September 24, 2014


New technology likely to cut China's soy imports



New agricultural technology has allowed farmers in China's largest soy producing region to boost yields and cut dependence on foreign growers.


Adapting a fertilization method used in the US, Brazil and Argentina, farmers in northeast Heilongjiang Province have increased annual yields by 8% on average this year, Wang Guoliang, head of the provincial fertilizer management station, said on Sunday.

With Wang's help,more than 300,000 hectares of farmland in the province has been treated this year using rhizobium inoculant technology, an environmentally friendly alternative to nitrogen fertilizer.

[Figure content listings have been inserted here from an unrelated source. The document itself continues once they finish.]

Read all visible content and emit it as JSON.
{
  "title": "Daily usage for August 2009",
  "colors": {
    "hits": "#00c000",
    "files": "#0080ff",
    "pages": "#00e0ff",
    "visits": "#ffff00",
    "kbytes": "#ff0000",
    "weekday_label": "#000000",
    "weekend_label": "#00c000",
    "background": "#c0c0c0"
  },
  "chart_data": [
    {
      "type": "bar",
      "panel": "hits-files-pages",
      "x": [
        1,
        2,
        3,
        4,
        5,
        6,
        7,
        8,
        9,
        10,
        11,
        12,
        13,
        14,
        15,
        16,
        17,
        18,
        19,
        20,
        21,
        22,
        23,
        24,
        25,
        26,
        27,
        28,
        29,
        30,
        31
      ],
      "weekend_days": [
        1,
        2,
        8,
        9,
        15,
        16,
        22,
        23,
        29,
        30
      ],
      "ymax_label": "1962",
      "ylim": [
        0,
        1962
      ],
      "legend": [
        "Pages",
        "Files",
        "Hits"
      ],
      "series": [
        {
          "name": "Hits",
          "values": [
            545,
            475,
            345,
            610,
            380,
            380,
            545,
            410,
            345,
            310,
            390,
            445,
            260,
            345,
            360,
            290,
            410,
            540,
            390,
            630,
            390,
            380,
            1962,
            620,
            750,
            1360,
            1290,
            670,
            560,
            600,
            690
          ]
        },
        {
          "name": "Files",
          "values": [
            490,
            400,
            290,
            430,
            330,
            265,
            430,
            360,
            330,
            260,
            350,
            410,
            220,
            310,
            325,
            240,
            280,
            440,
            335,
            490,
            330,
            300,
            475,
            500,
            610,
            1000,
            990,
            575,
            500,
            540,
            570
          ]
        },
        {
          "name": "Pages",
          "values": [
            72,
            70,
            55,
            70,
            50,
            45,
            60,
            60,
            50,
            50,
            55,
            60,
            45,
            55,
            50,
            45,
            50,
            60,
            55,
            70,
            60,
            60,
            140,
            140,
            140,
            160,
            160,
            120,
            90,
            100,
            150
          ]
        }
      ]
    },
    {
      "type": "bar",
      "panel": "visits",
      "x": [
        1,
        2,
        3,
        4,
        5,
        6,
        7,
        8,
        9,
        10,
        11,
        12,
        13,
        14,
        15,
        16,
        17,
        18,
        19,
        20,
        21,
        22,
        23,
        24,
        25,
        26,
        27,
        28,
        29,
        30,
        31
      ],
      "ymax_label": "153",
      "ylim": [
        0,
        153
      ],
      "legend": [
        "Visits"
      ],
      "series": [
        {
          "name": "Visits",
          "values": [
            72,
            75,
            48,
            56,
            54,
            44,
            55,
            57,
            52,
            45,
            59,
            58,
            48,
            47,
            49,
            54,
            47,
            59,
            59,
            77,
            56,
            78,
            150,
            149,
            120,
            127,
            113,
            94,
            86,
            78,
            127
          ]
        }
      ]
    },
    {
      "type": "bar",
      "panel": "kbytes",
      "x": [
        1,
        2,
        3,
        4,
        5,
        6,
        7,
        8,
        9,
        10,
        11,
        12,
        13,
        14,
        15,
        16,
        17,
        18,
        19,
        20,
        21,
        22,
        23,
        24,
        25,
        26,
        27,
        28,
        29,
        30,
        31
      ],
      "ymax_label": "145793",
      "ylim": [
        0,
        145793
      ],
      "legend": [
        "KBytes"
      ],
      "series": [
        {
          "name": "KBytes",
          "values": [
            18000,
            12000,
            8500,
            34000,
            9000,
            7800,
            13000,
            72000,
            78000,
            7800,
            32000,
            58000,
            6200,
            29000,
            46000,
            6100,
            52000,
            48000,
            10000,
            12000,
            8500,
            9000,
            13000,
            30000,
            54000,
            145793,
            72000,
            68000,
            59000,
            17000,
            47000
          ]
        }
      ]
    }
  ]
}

Zhou Zeyu, an official with the National Agricultural Technology Extension Service Center (NATESC), said rhizobium inoculant technology is widely used in major soybean-producing countries but so far only 6% of the growing areas in China has adopted it.

Rhizobium is a bacteria found in soil that works naturally with certain species of plants to better nitrogen intake, normally a process reserved for nitrogen fertilizers such as carbamide, said Pang Jingping, general manager of the Hualong Biotechnology Company, a major rhizobium supplier in the province.

Wider use of the technology would further increase China's soy yield,said Li Jun, a researcher with the Chinese Academy of Agricultural Sciences. Soy is China's primary grain import, which rose 8.6% year-on to reach 63.4 million tonnes in 2013.